In the outpatient setting, brief interventions are helpful in patients with alcohol abuse,21 but more intense interventions are required in patients with alcohol dependence. The anticonvulsant topiramate (Topamax) has been shown to be an effective adjunctive medication to decrease alcohol consumption and increase abstinence in alcohol-dependent patients.22
Some patients achieve dramatic results by joining 12-step groups such as Alcoholics Anonymous and Narcotics Anonymous. Other patients benefit from stays in comprehensive treatment facilities, which offer a combination of a 12-step model, cognitive-behavior therapy, and family therapy. The treatment of alcohol withdrawal syndrome should be supplemented by an individualized, comprehensive treatment program, or at least as many elements of such a program as the patient can tolerate and afford.
|Key clinical recommendation
|Strength of recommendation
|The revised Clinical Institute Withdrawal Assessment for Alcohol (CIWA-Ar) scale is a validated 10-item assessment tool that can be used to quantify the severity of alcohol withdrawal syndrome, and to monitor and medicate patients going through withdrawal.

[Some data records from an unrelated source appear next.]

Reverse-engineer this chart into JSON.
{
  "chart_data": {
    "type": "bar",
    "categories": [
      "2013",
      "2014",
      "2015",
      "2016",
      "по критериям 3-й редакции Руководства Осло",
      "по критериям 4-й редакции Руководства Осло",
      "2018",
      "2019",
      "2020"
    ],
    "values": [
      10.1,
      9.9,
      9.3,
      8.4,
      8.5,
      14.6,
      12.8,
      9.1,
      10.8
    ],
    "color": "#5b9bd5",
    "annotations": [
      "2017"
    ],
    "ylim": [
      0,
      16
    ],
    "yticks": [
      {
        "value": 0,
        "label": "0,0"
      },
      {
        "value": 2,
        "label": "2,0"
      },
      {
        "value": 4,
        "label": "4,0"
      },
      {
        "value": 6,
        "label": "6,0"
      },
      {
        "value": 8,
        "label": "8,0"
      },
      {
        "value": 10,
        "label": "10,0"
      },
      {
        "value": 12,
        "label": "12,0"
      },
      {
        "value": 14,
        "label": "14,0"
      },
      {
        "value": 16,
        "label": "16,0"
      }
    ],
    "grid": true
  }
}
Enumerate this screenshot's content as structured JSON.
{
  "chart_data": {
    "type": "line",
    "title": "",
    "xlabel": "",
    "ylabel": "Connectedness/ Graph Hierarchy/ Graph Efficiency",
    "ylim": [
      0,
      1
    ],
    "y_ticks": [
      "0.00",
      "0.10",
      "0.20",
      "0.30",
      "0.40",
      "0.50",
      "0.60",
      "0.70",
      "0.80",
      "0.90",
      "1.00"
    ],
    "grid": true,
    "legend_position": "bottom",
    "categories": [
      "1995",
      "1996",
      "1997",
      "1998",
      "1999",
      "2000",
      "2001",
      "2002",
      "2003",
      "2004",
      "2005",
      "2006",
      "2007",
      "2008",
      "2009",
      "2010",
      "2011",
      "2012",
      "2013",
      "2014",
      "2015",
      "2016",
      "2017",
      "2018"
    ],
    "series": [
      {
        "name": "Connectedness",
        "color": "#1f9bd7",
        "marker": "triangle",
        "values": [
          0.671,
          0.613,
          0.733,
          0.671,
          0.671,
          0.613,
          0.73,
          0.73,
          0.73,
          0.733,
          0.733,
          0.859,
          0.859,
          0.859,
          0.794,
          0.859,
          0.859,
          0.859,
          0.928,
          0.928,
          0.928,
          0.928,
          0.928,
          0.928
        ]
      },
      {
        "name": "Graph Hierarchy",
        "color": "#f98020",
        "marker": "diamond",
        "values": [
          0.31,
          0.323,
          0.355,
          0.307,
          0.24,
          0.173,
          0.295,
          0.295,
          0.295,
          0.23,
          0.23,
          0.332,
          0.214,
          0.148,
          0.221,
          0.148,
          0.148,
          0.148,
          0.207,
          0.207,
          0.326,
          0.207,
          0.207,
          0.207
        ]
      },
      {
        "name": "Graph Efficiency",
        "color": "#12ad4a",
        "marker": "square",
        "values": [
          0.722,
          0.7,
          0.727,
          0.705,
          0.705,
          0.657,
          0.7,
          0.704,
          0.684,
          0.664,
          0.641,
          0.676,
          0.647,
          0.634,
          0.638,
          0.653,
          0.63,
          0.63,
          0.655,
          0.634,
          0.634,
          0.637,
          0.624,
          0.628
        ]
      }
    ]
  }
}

|Symptom-triggered regimens have been shown to result in the administration of less total medication and to require a shorter duration of treatment.
|In most patients with mild to moderate withdrawal symptoms, outpatient detoxification is safe and effective, and costs less than inpatient treatment.
|Benzodiazepines have been shown to be safe and effective, particularly for preventing or treating seizures and delirium, and are the preferred agents for treating the symptoms of alcohol withdrawal syndrome.
Gabapentin, which is structurally similar to GABA, has been effective in the treatment of alcohol withdrawal in small studies.25,26 The low toxicity of gabapentin makes it a promising agent. In another study,27 the anticonvulsant agent vigabatrin, which irreversibly blocks GABA transaminase, improved withdrawal symptoms after only three days of treatment.
Early identification of problem drinking allows prevention or treatment of complications, including severe withdrawal. The U.S. Preventive Services Task Force28 recommends screening patients for problem drinking through a careful history or standardized screening questionnaire. Patients undergoing preoperative evaluation also should be screened, because alcohol withdrawal can complicate recovery from surgery.29 Elective surgery should be postponed until the dependent patient has not had alcohol for seven to 10 days.